谢诗慧再度拿出大家姐的风范,十分坚定地告诉商商,”你诚实的回应即是最好、最充分的。如果你有掩饰或是感觉勉强,对他来讲才是遗憾。”
怀安慢慢地走上来,听到两人的对话,猜到大概同他老友有关。小心翼翼地插话道,“诗慧姐......有客人。”
“......很难应付的客人?”
“不是!是......”怀安随即看向商商,“来找商老板的客人。”
“我?”
商商随怀安下楼,见到一位面色蜡黄、好似许多日未能好好休息过的妇人,从她沧桑颓萎的姿态上居然一时猜不出大概年纪。

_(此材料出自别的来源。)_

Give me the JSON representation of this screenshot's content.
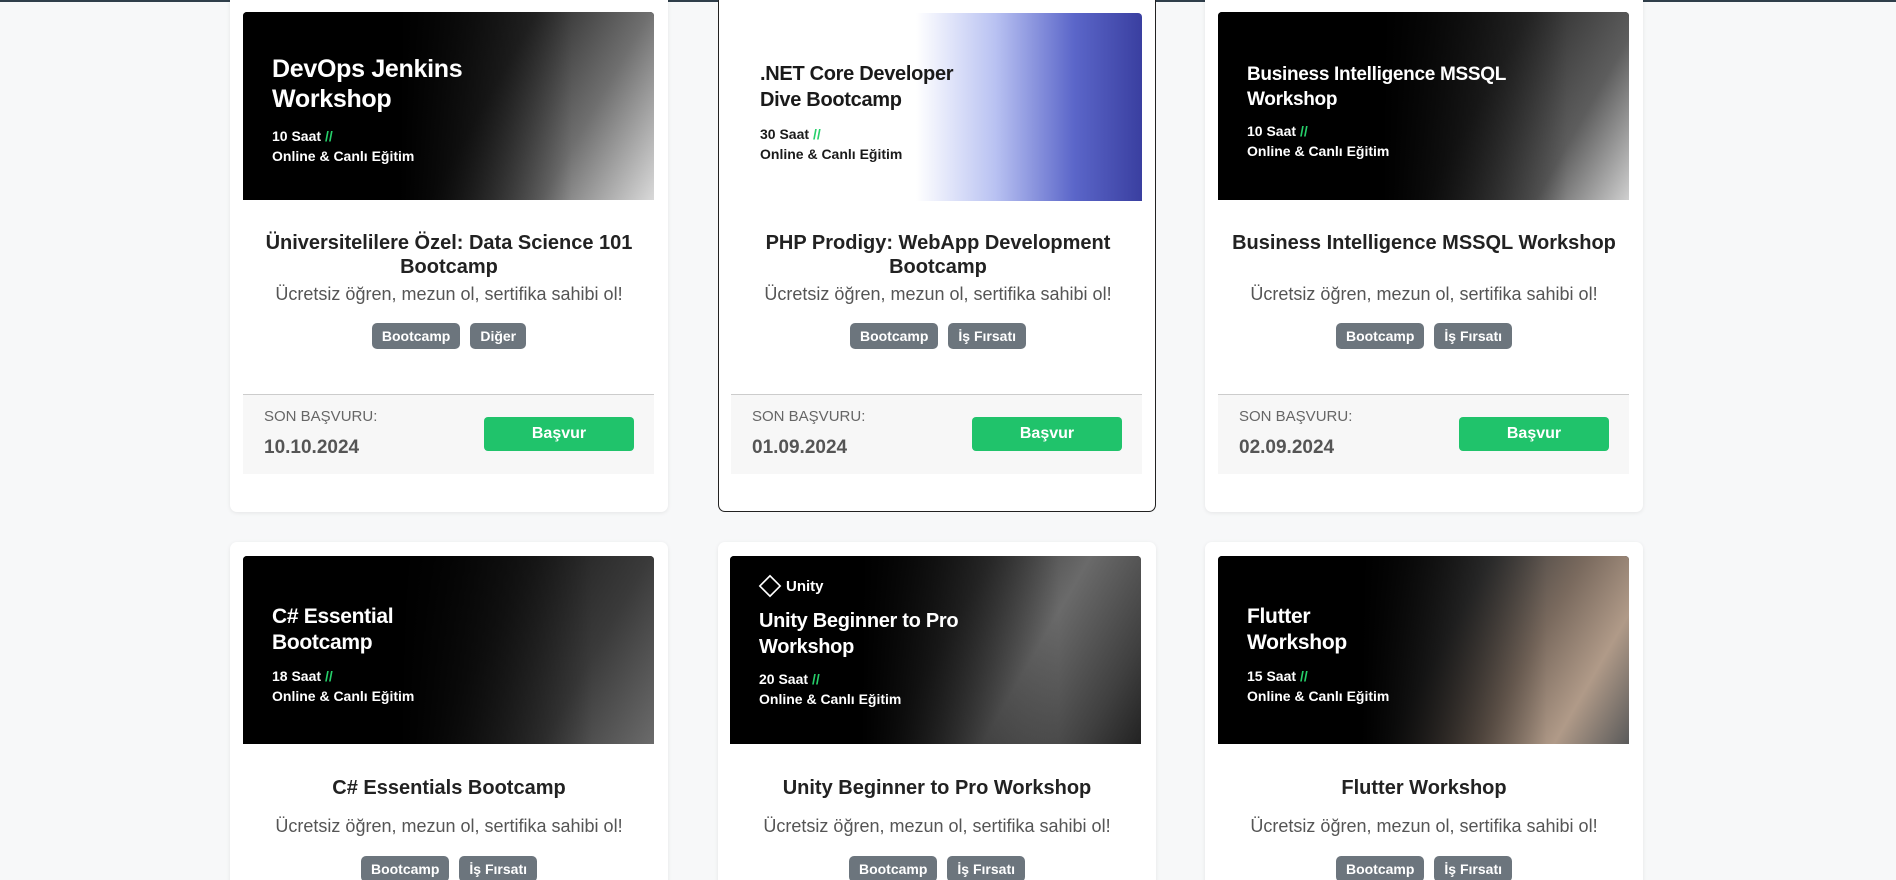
{
  "cards": [
    {
      "banner_title": "DevOps Jenkins\nWorkshop",
      "banner_hours": "10 Saat",
      "banner_mode": "Online & Canlı Eğitim",
      "title": "Üniversitelilere Özel: Data Science 101 Bootcamp",
      "subtitle": "Ücretsiz öğren, mezun ol, sertifika sahibi ol!",
      "tags": [
        "Bootcamp",
        "Diğer"
      ],
      "deadline_label": "SON BAŞVURU:",
      "deadline": "10.10.2024",
      "apply_label": "Başvur"
    },
    {
      "banner_title": ".NET Core Developer\nDive Bootcamp",
      "banner_hours": "30 Saat",
      "banner_mode": "Online & Canlı Eğitim",
      "title": "PHP Prodigy: WebApp Development Bootcamp",
      "subtitle": "Ücretsiz öğren, mezun ol, sertifika sahibi ol!",
      "tags": [
        "Bootcamp",
        "İş Fırsatı"
      ],
      "deadline_label": "SON BAŞVURU:",
      "deadline": "01.09.2024",
      "apply_label": "Başvur"
    },
    {
      "banner_title": "Business Intelligence MSSQL\nWorkshop",
      "banner_hours": "10 Saat",
      "banner_mode": "Online & Canlı Eğitim",
      "title": "Business Intelligence MSSQL Workshop",
      "subtitle": "Ücretsiz öğren, mezun ol, sertifika sahibi ol!",
      "tags": [
        "Bootcamp",
        "İş Fırsatı"
      ],
      "deadline_label": "SON BAŞVURU:",
      "deadline": "02.09.2024",
      "apply_label": "Başvur"
    },
    {
      "banner_title": "C# Essential\nBootcamp",
      "banner_hours": "18 Saat",
      "banner_mode": "Online & Canlı Eğitim",
      "title": "C# Essentials Bootcamp",
      "subtitle": "Ücretsiz öğren, mezun ol, sertifika sahibi ol!",
      "tags": [
        "Bootcamp",
        "İş Fırsatı"
      ]
    },
    {
      "banner_logo": "Unity",
      "banner_title": "Unity Beginner to Pro\nWorkshop",
      "banner_hours": "20 Saat",
      "banner_mode": "Online & Canlı Eğitim",
      "title": "Unity Beginner to Pro Workshop",
      "subtitle": "Ücretsiz öğren, mezun ol, sertifika sahibi ol!",
      "tags": [
        "Bootcamp",
        "İş Fırsatı"
      ]
    },
    {
      "banner_title": "Flutter\nWorkshop",
      "banner_hours": "15 Saat",
      "banner_mode": "Online & Canlı Eğitim",
      "title": "Flutter Workshop",
      "subtitle": "Ücretsiz öğren, mezun ol, sertifika sahibi ol!",
      "tags": [
        "Bootcamp",
        "İş Fırsatı"
      ]
    }
  ],
  "slash": "//",
  "colors": {
    "accent": "#20c36b",
    "tag": "#6c757d",
    "slash": "#26d06a"
  }
}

怀安只说是和鸣街开喜糖铺的喜姐介绍的,叫葵姐,有事想拜托商商。
那妇人即刻扑过来,拉扯住商商的衣衫半跪在地上,商商才发现她有一边腿脚活动不方便,就连跪着的时候也是虚虚地贴着地面的。
“商老板!商老板你帮帮我!我求你帮帮我!”
怀安又帮她开口,“葵姐肝癌晚期,医生说是不剩三个月时间了。她的女儿早前受到网络欺凌,承受不住跳楼自杀了。葵姐说如今唯一的愿望是替女儿报仇,证明女儿不是传言之中那样,想叫当时有份逼她走上绝路的人都能受到教训。”
接着他又转身扶起葵姐,“我同你解释过啦,商老板都关铺好一段时间了,她已经不再从事以前那种职业了。”
“倒未必呢。”谢诗慧在身后轻轻开口。
怀安诧异地回头,见诗慧姐神秘难测地笑笑,“隔临街有间卖棺材的就是以前关了铺的店老板重又开张营业的,说不定老板娘也打算重操故业呢?”